In this study, we have presented normative values for D1, D2, and D3 as well as V1, V2, and V3. To the best of our knowledge, these values have not been reported in any previous studies. In addition, we found that SBTC is most often at C4 in women and C4/5 in men, IBTC is most often at C5 in women and men, and IBCC is most often at C6 in women and C6 or C6/7 in men in Chinese (Table 6). The results of our work are generally in good agreement with previous studies [1, 9, 11]. Contemporary anatomy texts indicate that the upper border of the thyroid cartilage is at C3/4 or C4 in the USA [11]. A more recent CT study of over 52 asymptomatic New Zealanders found that the vertebral level corresponding to the upper border of the thyroid cartilage was sexually dimorphic and was most often at C4 in women and C5 in men. The inferior border of the cricoid cartilage was also significantly different in women and men (C6 and C7, respectively) [9]. Additionally, we identified changes in these parameters with age, weight, height, and BMI (Table 5). We found that V1, V2, and V3 all increased with age. This may be due to the development and calcification of thyroid cartilage [12, 13]. However, it is curious that a higher BMI was correlated to an increase in D1, D2 and D3 but not correlated to V1, V2, and V3. We were also able to show that weight and height were correlated to increasing D1, D2, D3 and V1, V2, V3. This finding is not surprising given the increase in bone size with height and weight in the normal BMI range. However, the correlation coefficient between D1, D2, D3, and weight and height is higher than that between V1, V2, V3, and weight and height.
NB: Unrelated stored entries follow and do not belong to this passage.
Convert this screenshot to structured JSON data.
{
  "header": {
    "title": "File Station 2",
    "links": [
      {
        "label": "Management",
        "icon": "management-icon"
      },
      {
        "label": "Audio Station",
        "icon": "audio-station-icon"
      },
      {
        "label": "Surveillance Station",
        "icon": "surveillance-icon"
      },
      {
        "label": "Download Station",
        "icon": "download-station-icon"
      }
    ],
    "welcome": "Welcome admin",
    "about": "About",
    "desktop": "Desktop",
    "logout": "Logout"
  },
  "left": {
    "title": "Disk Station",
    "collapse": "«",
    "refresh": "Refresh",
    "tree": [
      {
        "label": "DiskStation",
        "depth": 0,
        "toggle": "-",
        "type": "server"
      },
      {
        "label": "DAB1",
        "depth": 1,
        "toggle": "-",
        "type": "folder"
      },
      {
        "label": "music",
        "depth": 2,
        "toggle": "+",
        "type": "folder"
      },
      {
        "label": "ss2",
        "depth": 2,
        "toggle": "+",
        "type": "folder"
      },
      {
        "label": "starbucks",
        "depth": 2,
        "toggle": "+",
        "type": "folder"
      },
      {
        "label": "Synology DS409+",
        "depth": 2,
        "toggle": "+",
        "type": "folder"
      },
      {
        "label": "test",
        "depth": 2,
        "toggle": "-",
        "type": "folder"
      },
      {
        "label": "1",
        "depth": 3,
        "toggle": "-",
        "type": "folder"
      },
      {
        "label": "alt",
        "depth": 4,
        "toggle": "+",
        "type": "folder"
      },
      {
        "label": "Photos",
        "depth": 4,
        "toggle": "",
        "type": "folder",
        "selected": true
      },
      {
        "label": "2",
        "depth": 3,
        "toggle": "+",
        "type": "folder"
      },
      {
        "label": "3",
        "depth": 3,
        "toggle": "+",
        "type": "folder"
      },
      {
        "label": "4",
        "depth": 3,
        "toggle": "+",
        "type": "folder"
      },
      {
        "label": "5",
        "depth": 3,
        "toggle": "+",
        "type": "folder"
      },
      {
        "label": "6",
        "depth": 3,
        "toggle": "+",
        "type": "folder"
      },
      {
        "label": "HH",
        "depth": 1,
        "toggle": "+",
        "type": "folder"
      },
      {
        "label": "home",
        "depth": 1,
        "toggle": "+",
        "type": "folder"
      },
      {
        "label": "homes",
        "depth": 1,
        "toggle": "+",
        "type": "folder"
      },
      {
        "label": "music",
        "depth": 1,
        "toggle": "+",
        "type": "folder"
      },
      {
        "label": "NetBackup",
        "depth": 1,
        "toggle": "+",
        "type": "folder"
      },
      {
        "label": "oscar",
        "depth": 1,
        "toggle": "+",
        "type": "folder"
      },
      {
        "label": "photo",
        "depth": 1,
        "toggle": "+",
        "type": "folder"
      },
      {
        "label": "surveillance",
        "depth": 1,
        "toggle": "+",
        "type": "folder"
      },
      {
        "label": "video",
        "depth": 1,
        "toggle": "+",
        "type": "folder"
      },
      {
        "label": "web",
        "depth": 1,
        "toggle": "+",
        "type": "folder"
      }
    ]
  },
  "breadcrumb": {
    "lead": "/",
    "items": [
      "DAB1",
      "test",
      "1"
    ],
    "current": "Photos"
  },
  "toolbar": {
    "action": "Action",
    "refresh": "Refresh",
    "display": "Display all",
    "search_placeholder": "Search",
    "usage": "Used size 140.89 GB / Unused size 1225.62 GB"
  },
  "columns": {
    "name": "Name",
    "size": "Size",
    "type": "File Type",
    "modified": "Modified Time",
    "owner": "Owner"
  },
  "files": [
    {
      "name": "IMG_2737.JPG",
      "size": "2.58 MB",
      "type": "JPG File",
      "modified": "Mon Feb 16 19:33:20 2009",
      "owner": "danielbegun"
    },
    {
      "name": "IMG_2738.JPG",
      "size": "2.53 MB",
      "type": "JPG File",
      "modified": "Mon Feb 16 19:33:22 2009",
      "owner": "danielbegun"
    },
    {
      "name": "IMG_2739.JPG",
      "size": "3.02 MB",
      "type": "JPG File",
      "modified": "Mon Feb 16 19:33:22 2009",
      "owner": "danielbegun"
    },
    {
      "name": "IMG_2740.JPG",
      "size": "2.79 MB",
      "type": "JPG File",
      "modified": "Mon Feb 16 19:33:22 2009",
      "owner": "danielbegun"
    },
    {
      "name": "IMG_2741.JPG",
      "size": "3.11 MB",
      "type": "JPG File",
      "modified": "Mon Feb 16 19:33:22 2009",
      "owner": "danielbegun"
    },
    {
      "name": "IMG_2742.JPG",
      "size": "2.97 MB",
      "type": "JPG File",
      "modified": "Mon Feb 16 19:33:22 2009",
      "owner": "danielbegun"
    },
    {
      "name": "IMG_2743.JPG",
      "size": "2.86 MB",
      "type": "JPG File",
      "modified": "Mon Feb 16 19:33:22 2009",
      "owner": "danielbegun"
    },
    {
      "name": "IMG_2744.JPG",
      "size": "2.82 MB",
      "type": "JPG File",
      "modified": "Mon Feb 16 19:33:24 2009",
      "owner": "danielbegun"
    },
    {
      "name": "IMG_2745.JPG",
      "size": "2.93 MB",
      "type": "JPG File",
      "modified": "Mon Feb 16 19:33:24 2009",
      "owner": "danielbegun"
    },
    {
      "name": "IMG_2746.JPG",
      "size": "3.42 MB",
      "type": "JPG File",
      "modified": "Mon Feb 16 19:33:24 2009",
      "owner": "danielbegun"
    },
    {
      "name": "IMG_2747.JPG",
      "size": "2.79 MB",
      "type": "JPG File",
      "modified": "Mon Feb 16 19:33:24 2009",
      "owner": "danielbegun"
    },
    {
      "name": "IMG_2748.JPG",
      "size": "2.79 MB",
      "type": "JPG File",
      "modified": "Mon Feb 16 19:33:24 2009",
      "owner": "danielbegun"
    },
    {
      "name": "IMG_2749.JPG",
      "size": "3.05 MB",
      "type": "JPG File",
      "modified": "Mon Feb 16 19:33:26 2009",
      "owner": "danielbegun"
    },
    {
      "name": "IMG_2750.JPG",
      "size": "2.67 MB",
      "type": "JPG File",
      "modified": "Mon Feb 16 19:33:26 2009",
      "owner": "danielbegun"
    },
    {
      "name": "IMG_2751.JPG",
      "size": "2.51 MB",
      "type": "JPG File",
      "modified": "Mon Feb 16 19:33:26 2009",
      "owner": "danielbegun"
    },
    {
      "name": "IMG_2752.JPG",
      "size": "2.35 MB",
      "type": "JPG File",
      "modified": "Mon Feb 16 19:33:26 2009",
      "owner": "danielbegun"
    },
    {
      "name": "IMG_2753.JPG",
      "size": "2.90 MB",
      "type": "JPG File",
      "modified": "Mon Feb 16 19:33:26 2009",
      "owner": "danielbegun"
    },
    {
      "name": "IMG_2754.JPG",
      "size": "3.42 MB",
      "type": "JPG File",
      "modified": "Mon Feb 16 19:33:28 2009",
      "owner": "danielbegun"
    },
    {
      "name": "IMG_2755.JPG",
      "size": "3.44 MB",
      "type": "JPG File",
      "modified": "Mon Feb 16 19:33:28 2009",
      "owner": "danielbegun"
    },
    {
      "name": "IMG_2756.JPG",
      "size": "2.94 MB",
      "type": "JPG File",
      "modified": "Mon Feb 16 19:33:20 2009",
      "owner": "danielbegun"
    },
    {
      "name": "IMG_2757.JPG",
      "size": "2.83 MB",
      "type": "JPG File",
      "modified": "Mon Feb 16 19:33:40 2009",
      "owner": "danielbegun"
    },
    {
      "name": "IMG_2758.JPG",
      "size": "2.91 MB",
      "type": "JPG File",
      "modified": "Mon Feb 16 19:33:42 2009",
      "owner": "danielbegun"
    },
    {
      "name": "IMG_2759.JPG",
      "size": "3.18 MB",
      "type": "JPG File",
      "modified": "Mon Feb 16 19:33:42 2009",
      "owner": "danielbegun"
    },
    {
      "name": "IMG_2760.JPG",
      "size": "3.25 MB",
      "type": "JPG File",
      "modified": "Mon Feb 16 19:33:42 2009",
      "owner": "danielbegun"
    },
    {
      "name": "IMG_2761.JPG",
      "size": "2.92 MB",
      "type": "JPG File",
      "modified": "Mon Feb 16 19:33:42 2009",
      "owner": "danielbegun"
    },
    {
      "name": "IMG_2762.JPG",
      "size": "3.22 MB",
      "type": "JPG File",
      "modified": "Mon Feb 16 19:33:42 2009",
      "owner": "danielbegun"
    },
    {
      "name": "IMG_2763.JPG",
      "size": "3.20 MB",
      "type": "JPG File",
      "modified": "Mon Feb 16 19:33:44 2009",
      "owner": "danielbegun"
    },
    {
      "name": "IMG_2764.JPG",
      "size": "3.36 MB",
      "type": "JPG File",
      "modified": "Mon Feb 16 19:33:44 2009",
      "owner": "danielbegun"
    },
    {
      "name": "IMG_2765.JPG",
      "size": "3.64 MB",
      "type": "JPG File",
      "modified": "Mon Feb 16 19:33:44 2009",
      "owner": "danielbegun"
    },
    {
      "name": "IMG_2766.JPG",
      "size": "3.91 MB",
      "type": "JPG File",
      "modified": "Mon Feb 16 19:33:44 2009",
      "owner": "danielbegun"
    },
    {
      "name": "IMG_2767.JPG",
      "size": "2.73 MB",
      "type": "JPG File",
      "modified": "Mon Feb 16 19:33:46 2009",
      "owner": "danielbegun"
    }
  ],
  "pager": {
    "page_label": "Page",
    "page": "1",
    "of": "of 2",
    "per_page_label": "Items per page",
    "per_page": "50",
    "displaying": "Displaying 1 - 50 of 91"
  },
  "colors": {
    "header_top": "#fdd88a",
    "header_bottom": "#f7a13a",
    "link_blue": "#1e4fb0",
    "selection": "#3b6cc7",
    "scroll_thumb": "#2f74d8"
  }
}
There is general agreement on the vertebral levels of key palpable landmarks in anterior cervical spine surgery. However, inaccurate preoperative skin positioning may lead to an enlarged intraoperative incision and range of exposure, resulting in an increase in both the operation time and tension of the intraoperative soft tissue traction [1]. Therefore, an appropriate skin incision can maximize the surgical field and avoid expanding the incision, which may otherwise affect the esthetics and increase the extent of the stripping, thus leading to an increased risk of postoperative anterior cervical hematoma and dysphagia due to elevated hemorrhage and continuous traction [3]. Kirschner wire and other fine metals are extensively used as a reference prior to skin cutting and decompression in anterior cervical approach surgery followed by C-arm perspective positioning. However, an acquaintance with the related anatomical positioning markers close to the cervical level contributes to a reduction in repeated perspective adjustments, thus saving a great deal of time and avoiding an increase in radiation exposure.

Preoperative positioning in anterior cervical approach surgery generally utilizes anatomical structures such as the angle of the mandible, hyoid bone, thyroid cartilage, cricoid cartilage, and carotid artery nodule [1, 6]. The mandibular angle is located at the interval between C2 and C3 [1], while the majority of cervical decompression surgeries are located below the C4 level [7]. Therefore, the angle of the mandible is not suitable, although the distance from it to the surgical level can be measured on preoperative X-ray films. The thyroid cartilage, however, is mostly located at the C4–C5 level according to the present study and is more or less fixed in front of the cervical vertebrae apart from when swallowing or intonation occurs. The cartilage does not easily move with body position but is easily accessible compared with the hyoid bone and carotid artery nodule. Additionally, the anatomical location of the thyroid cartilage angle is more obvious in men due to the presence of the Adam’s apple. Therefore, preoperative X-rays allow for the location of almost all anterior cervical approach surgical levels. Therefore, the corresponding surgical level can be judged rapidly based on the position of the SBTC, IBTC, and IBCC prior to skin cutting and decompression.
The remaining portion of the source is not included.